The group heads for the sacred statue of Soviet space hero Yuri Gagarin, where Paul and Eric were accorded the great honor of laying a wreath during their winter visit in January. Foreigners are rarely given this privilege as Yuri Gagarin is both legend and hero to the Russians and especially to the Cosmonauts, but of possibly more importance to our story is that first and foremost Yuri Gagarin is a pilot. His statue occupies a special place both physically and emotionally at Star City. While getting their pictures taken in front of the statute with our Cosmonaut hosts, we learn that Star City is deserted because of a French-Russian launch to link-up with the MIR Space Station is about to take place in another part of Russia.
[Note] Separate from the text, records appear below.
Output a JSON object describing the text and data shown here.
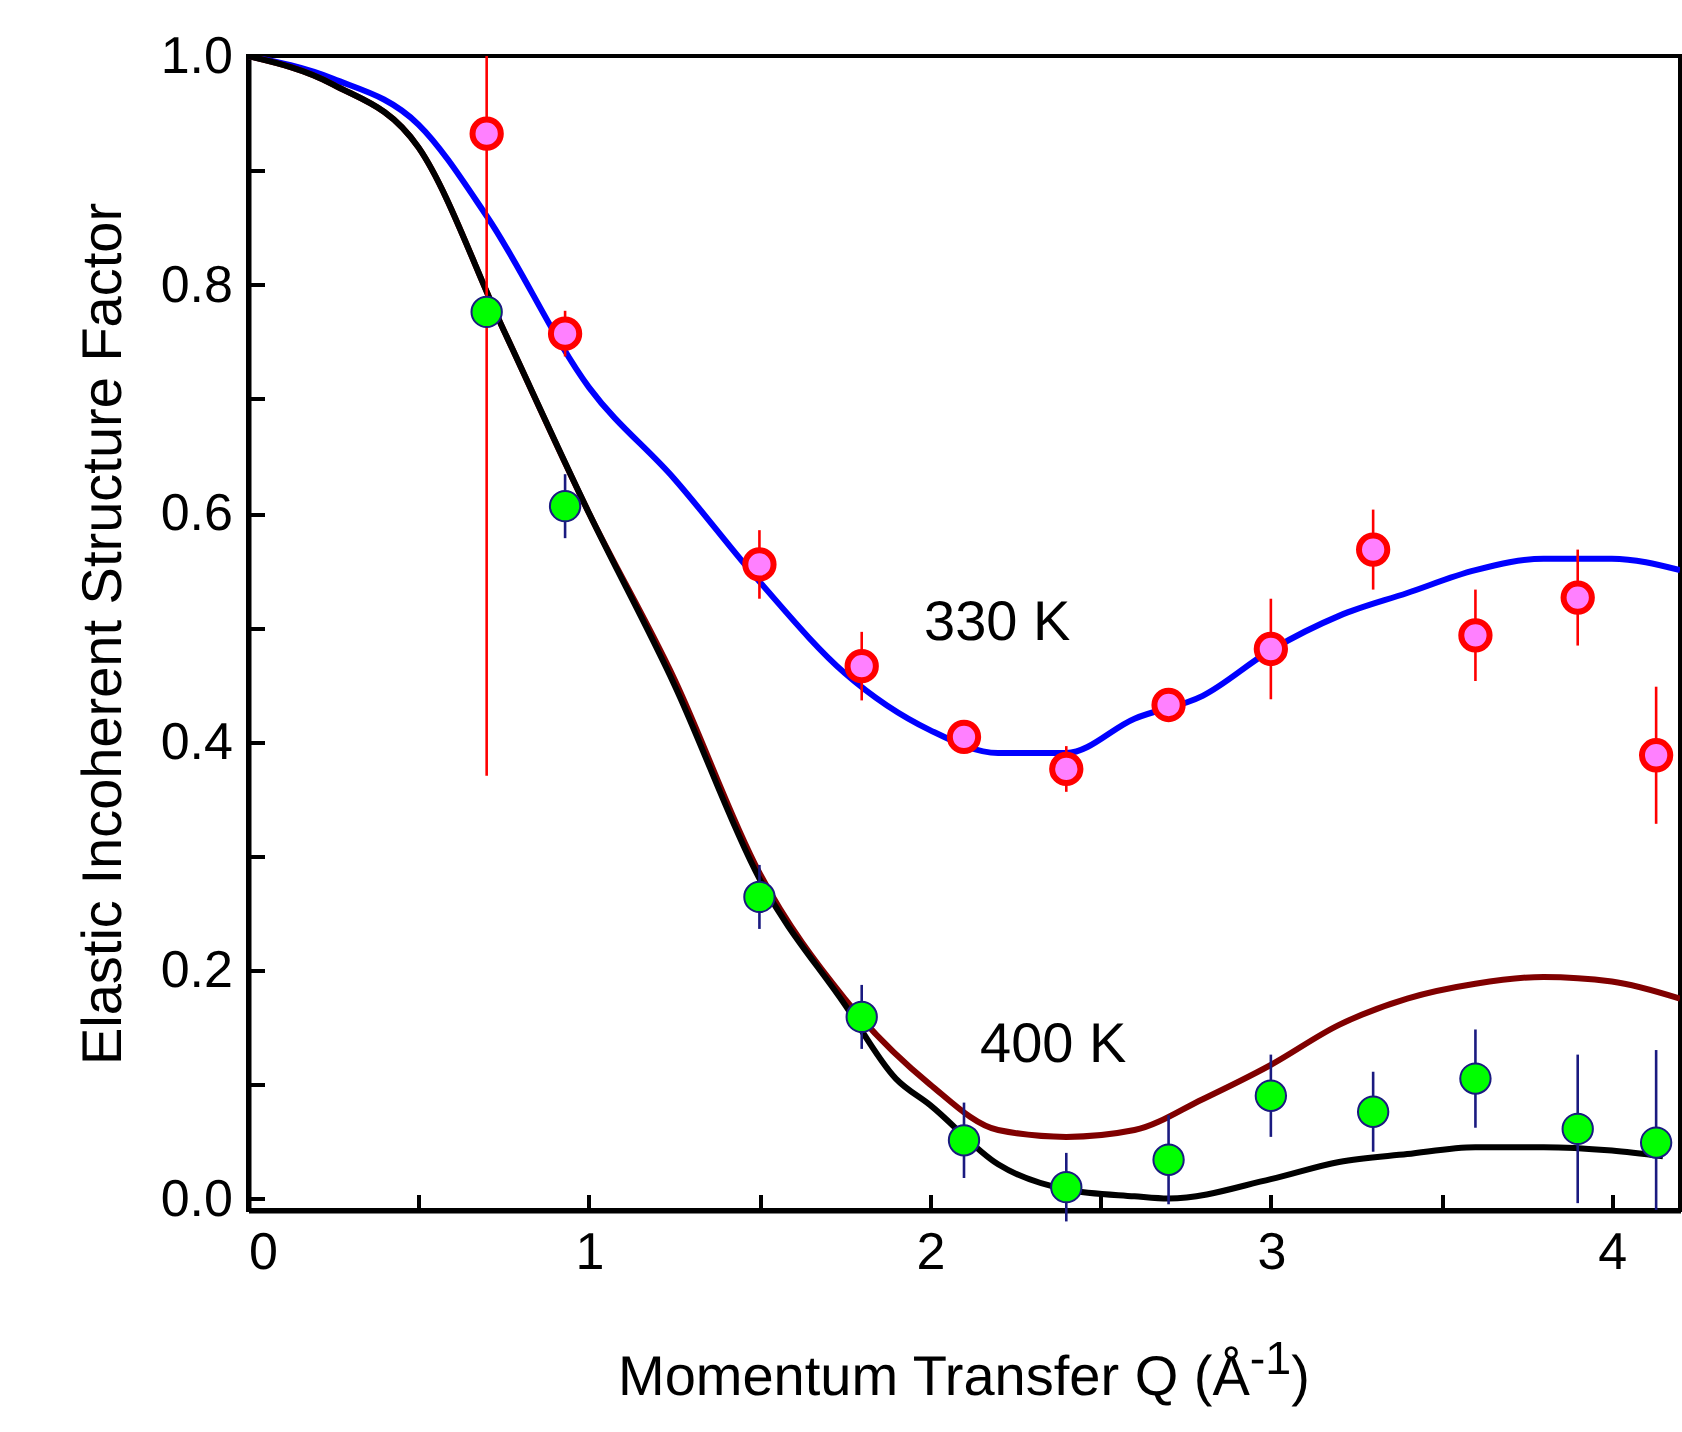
{
  "chart_data": {
    "type": "line",
    "xlabel": "Momentum Transfer Q (Å$^{-1}$)",
    "ylabel": "Elastic Incoherent Structure Factor",
    "xlim": [
      0,
      4.2
    ],
    "ylim": [
      -0.01,
      1.0
    ],
    "xticks": [
      0,
      {
        "value": 0.5,
        "label": null
      },
      1,
      {
        "value": 1.5,
        "label": null
      },
      2,
      {
        "value": 2.5,
        "label": null
      },
      3,
      {
        "value": 3.5,
        "label": null
      },
      4
    ],
    "yticks": [
      {
        "value": 0,
        "label": "0.0"
      },
      {
        "value": 0.1,
        "label": null
      },
      {
        "value": 0.2,
        "label": "0.2"
      },
      {
        "value": 0.3,
        "label": null
      },
      {
        "value": 0.4,
        "label": "0.4"
      },
      {
        "value": 0.5,
        "label": null
      },
      {
        "value": 0.6,
        "label": "0.6"
      },
      {
        "value": 0.7,
        "label": null
      },
      {
        "value": 0.8,
        "label": "0.8"
      },
      {
        "value": 0.9,
        "label": null
      },
      {
        "value": 1.0,
        "label": "1.0"
      }
    ],
    "grid": false,
    "series": [
      {
        "color": "#0000ff",
        "marker": "none",
        "x": [
          0,
          0.25,
          0.5,
          0.7,
          1.0,
          1.25,
          1.5,
          1.75,
          2.0,
          2.2,
          2.4,
          2.6,
          2.8,
          3.0,
          3.2,
          3.4,
          3.6,
          3.8,
          4.0,
          4.2
        ],
        "values": [
          1.0,
          0.98,
          0.94,
          0.86,
          0.71,
          0.63,
          0.54,
          0.46,
          0.41,
          0.39,
          0.39,
          0.42,
          0.44,
          0.48,
          0.51,
          0.53,
          0.55,
          0.56,
          0.56,
          0.55
        ]
      },
      {
        "color": "#800000",
        "marker": "none",
        "x": [
          0,
          0.25,
          0.5,
          0.75,
          1.0,
          1.25,
          1.5,
          1.75,
          2.0,
          2.2,
          2.4,
          2.6,
          2.8,
          3.0,
          3.2,
          3.4,
          3.6,
          3.8,
          4.0,
          4.2
        ],
        "values": [
          1.0,
          0.975,
          0.92,
          0.76,
          0.6,
          0.455,
          0.285,
          0.175,
          0.1,
          0.06,
          0.054,
          0.06,
          0.087,
          0.117,
          0.152,
          0.175,
          0.188,
          0.194,
          0.19,
          0.175
        ]
      },
      {
        "color": "#000000",
        "marker": "none",
        "x": [
          0,
          0.25,
          0.5,
          0.75,
          1.0,
          1.25,
          1.5,
          1.75,
          1.9,
          2.0,
          2.2,
          2.4,
          2.6,
          2.7,
          3.0,
          3.2,
          3.4,
          3.6,
          3.8,
          4.0,
          4.15
        ],
        "values": [
          1.0,
          0.975,
          0.92,
          0.76,
          0.6,
          0.45,
          0.28,
          0.17,
          0.105,
          0.082,
          0.03,
          0.008,
          0.002,
          0.0,
          0.017,
          0.032,
          0.039,
          0.045,
          0.045,
          0.042,
          0.037
        ]
      },
      {
        "type": "scatter",
        "color": "#ff0000",
        "marker": "circle",
        "x": [
          0.7,
          0.93,
          1.5,
          1.8,
          2.1,
          2.4,
          2.7,
          3.0,
          3.3,
          3.6,
          3.9,
          4.13
        ],
        "values": [
          0.932,
          0.757,
          0.555,
          0.466,
          0.404,
          0.376,
          0.432,
          0.481,
          0.568,
          0.493,
          0.526,
          0.388
        ],
        "errors": [
          [
            0.37,
            1.0
          ],
          0.02,
          0.03,
          0.03,
          0.01,
          0.02,
          0.01,
          0.044,
          0.035,
          0.04,
          0.042,
          0.06
        ]
      },
      {
        "type": "scatter",
        "color": "#00ff00",
        "marker": "circle",
        "x": [
          0.7,
          0.93,
          1.5,
          1.8,
          2.1,
          2.4,
          2.7,
          3.0,
          3.3,
          3.6,
          3.9,
          4.13
        ],
        "values": [
          0.776,
          0.606,
          0.264,
          0.159,
          0.051,
          0.01,
          0.034,
          0.09,
          0.076,
          0.105,
          0.061,
          0.049
        ],
        "errors": [
          null,
          0.028,
          0.028,
          0.028,
          0.033,
          0.03,
          0.039,
          0.036,
          0.035,
          0.043,
          0.065,
          [
            -0.01,
            0.13
          ]
        ]
      }
    ],
    "annotations": [
      "330 K",
      "400 K"
    ]
  }
}
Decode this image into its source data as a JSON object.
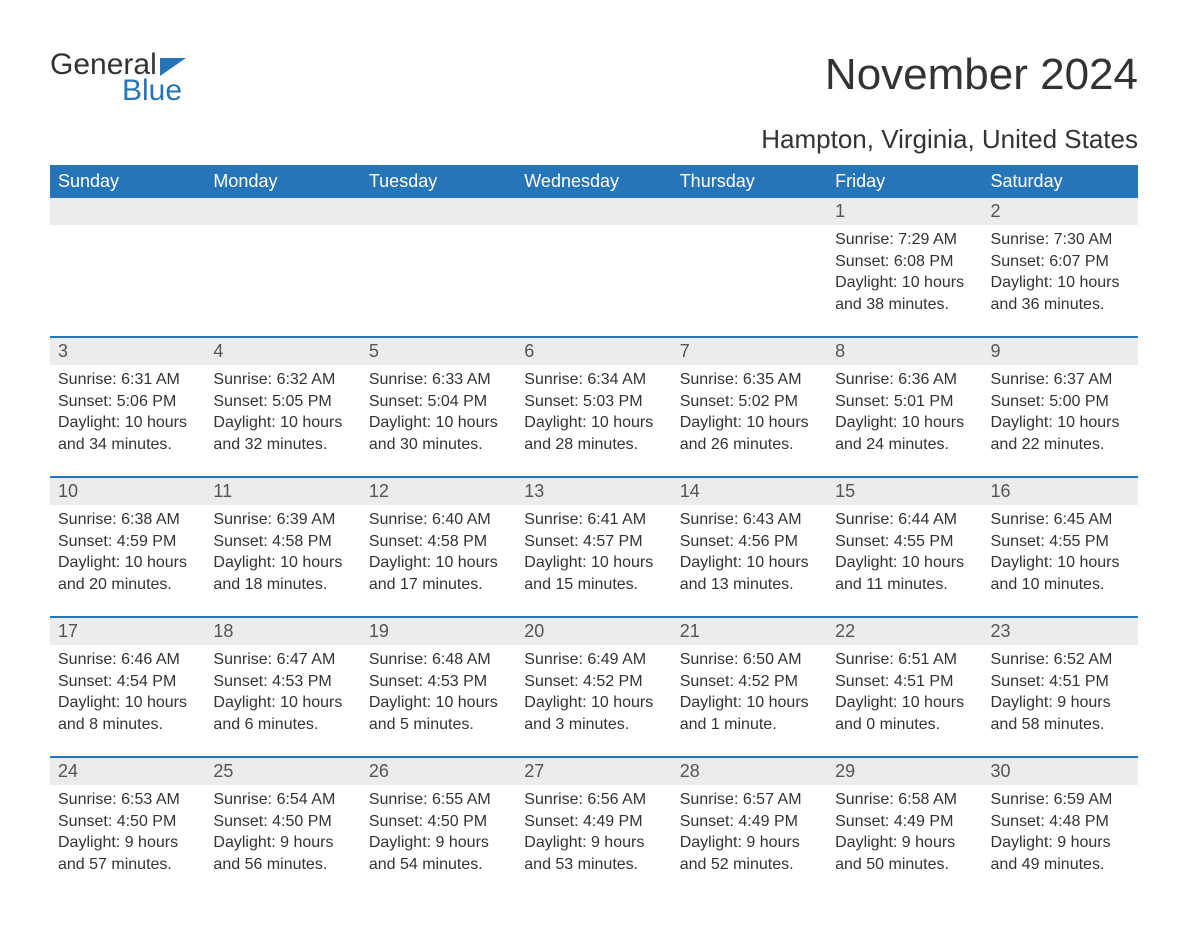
{
  "brand": {
    "word1": "General",
    "word2": "Blue"
  },
  "title": "November 2024",
  "location": "Hampton, Virginia, United States",
  "colors": {
    "header_bg": "#2675b8",
    "header_text": "#ffffff",
    "daynum_bg": "#ececec",
    "border": "#2675b8",
    "text": "#333333",
    "brand_accent": "#2675b8",
    "page_bg": "#ffffff"
  },
  "day_names": [
    "Sunday",
    "Monday",
    "Tuesday",
    "Wednesday",
    "Thursday",
    "Friday",
    "Saturday"
  ],
  "weeks": [
    [
      {
        "n": "",
        "sr": "",
        "ss": "",
        "dl": ""
      },
      {
        "n": "",
        "sr": "",
        "ss": "",
        "dl": ""
      },
      {
        "n": "",
        "sr": "",
        "ss": "",
        "dl": ""
      },
      {
        "n": "",
        "sr": "",
        "ss": "",
        "dl": ""
      },
      {
        "n": "",
        "sr": "",
        "ss": "",
        "dl": ""
      },
      {
        "n": "1",
        "sr": "Sunrise: 7:29 AM",
        "ss": "Sunset: 6:08 PM",
        "dl": "Daylight: 10 hours and 38 minutes."
      },
      {
        "n": "2",
        "sr": "Sunrise: 7:30 AM",
        "ss": "Sunset: 6:07 PM",
        "dl": "Daylight: 10 hours and 36 minutes."
      }
    ],
    [
      {
        "n": "3",
        "sr": "Sunrise: 6:31 AM",
        "ss": "Sunset: 5:06 PM",
        "dl": "Daylight: 10 hours and 34 minutes."
      },
      {
        "n": "4",
        "sr": "Sunrise: 6:32 AM",
        "ss": "Sunset: 5:05 PM",
        "dl": "Daylight: 10 hours and 32 minutes."
      },
      {
        "n": "5",
        "sr": "Sunrise: 6:33 AM",
        "ss": "Sunset: 5:04 PM",
        "dl": "Daylight: 10 hours and 30 minutes."
      },
      {
        "n": "6",
        "sr": "Sunrise: 6:34 AM",
        "ss": "Sunset: 5:03 PM",
        "dl": "Daylight: 10 hours and 28 minutes."
      },
      {
        "n": "7",
        "sr": "Sunrise: 6:35 AM",
        "ss": "Sunset: 5:02 PM",
        "dl": "Daylight: 10 hours and 26 minutes."
      },
      {
        "n": "8",
        "sr": "Sunrise: 6:36 AM",
        "ss": "Sunset: 5:01 PM",
        "dl": "Daylight: 10 hours and 24 minutes."
      },
      {
        "n": "9",
        "sr": "Sunrise: 6:37 AM",
        "ss": "Sunset: 5:00 PM",
        "dl": "Daylight: 10 hours and 22 minutes."
      }
    ],
    [
      {
        "n": "10",
        "sr": "Sunrise: 6:38 AM",
        "ss": "Sunset: 4:59 PM",
        "dl": "Daylight: 10 hours and 20 minutes."
      },
      {
        "n": "11",
        "sr": "Sunrise: 6:39 AM",
        "ss": "Sunset: 4:58 PM",
        "dl": "Daylight: 10 hours and 18 minutes."
      },
      {
        "n": "12",
        "sr": "Sunrise: 6:40 AM",
        "ss": "Sunset: 4:58 PM",
        "dl": "Daylight: 10 hours and 17 minutes."
      },
      {
        "n": "13",
        "sr": "Sunrise: 6:41 AM",
        "ss": "Sunset: 4:57 PM",
        "dl": "Daylight: 10 hours and 15 minutes."
      },
      {
        "n": "14",
        "sr": "Sunrise: 6:43 AM",
        "ss": "Sunset: 4:56 PM",
        "dl": "Daylight: 10 hours and 13 minutes."
      },
      {
        "n": "15",
        "sr": "Sunrise: 6:44 AM",
        "ss": "Sunset: 4:55 PM",
        "dl": "Daylight: 10 hours and 11 minutes."
      },
      {
        "n": "16",
        "sr": "Sunrise: 6:45 AM",
        "ss": "Sunset: 4:55 PM",
        "dl": "Daylight: 10 hours and 10 minutes."
      }
    ],
    [
      {
        "n": "17",
        "sr": "Sunrise: 6:46 AM",
        "ss": "Sunset: 4:54 PM",
        "dl": "Daylight: 10 hours and 8 minutes."
      },
      {
        "n": "18",
        "sr": "Sunrise: 6:47 AM",
        "ss": "Sunset: 4:53 PM",
        "dl": "Daylight: 10 hours and 6 minutes."
      },
      {
        "n": "19",
        "sr": "Sunrise: 6:48 AM",
        "ss": "Sunset: 4:53 PM",
        "dl": "Daylight: 10 hours and 5 minutes."
      },
      {
        "n": "20",
        "sr": "Sunrise: 6:49 AM",
        "ss": "Sunset: 4:52 PM",
        "dl": "Daylight: 10 hours and 3 minutes."
      },
      {
        "n": "21",
        "sr": "Sunrise: 6:50 AM",
        "ss": "Sunset: 4:52 PM",
        "dl": "Daylight: 10 hours and 1 minute."
      },
      {
        "n": "22",
        "sr": "Sunrise: 6:51 AM",
        "ss": "Sunset: 4:51 PM",
        "dl": "Daylight: 10 hours and 0 minutes."
      },
      {
        "n": "23",
        "sr": "Sunrise: 6:52 AM",
        "ss": "Sunset: 4:51 PM",
        "dl": "Daylight: 9 hours and 58 minutes."
      }
    ],
    [
      {
        "n": "24",
        "sr": "Sunrise: 6:53 AM",
        "ss": "Sunset: 4:50 PM",
        "dl": "Daylight: 9 hours and 57 minutes."
      },
      {
        "n": "25",
        "sr": "Sunrise: 6:54 AM",
        "ss": "Sunset: 4:50 PM",
        "dl": "Daylight: 9 hours and 56 minutes."
      },
      {
        "n": "26",
        "sr": "Sunrise: 6:55 AM",
        "ss": "Sunset: 4:50 PM",
        "dl": "Daylight: 9 hours and 54 minutes."
      },
      {
        "n": "27",
        "sr": "Sunrise: 6:56 AM",
        "ss": "Sunset: 4:49 PM",
        "dl": "Daylight: 9 hours and 53 minutes."
      },
      {
        "n": "28",
        "sr": "Sunrise: 6:57 AM",
        "ss": "Sunset: 4:49 PM",
        "dl": "Daylight: 9 hours and 52 minutes."
      },
      {
        "n": "29",
        "sr": "Sunrise: 6:58 AM",
        "ss": "Sunset: 4:49 PM",
        "dl": "Daylight: 9 hours and 50 minutes."
      },
      {
        "n": "30",
        "sr": "Sunrise: 6:59 AM",
        "ss": "Sunset: 4:48 PM",
        "dl": "Daylight: 9 hours and 49 minutes."
      }
    ]
  ]
}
Bob Leavelle give his view of the tour. "7/14. . . . The Space Center. . . . Moscow's Cape Canaveral. . . . couldn't believe it. . . . we are treated like dignitaries. . . . Vladimir Lyakhov and Igor Volk. . . . two of the most famous of Russian cosmonauts took us right to the training capsule. . . . all the pictures you want. . . . thought this would be super secret stuff. . . . they provide lunch. . . . salad, hot dog, and one hard fried egg. . . . good. . . . Yuri Gagarin, the first man in space is their hero. . . . his picture and statue is everywhere. . . . I get the occasion to talk with Igor Volk for 10 or 15 minutes. . . . interesting fellow. . . . was up in space 10 years ago. . . . walks on crutches. . . . result of auto accident. . . . married. . . . family. . . . wife and 3 children. . . . wants to visit USA."

The tour which followed was eye-opening and educational, a look at a part of the Soviet given to few individual and we were lucky enough to see it a crucial turning point in world history.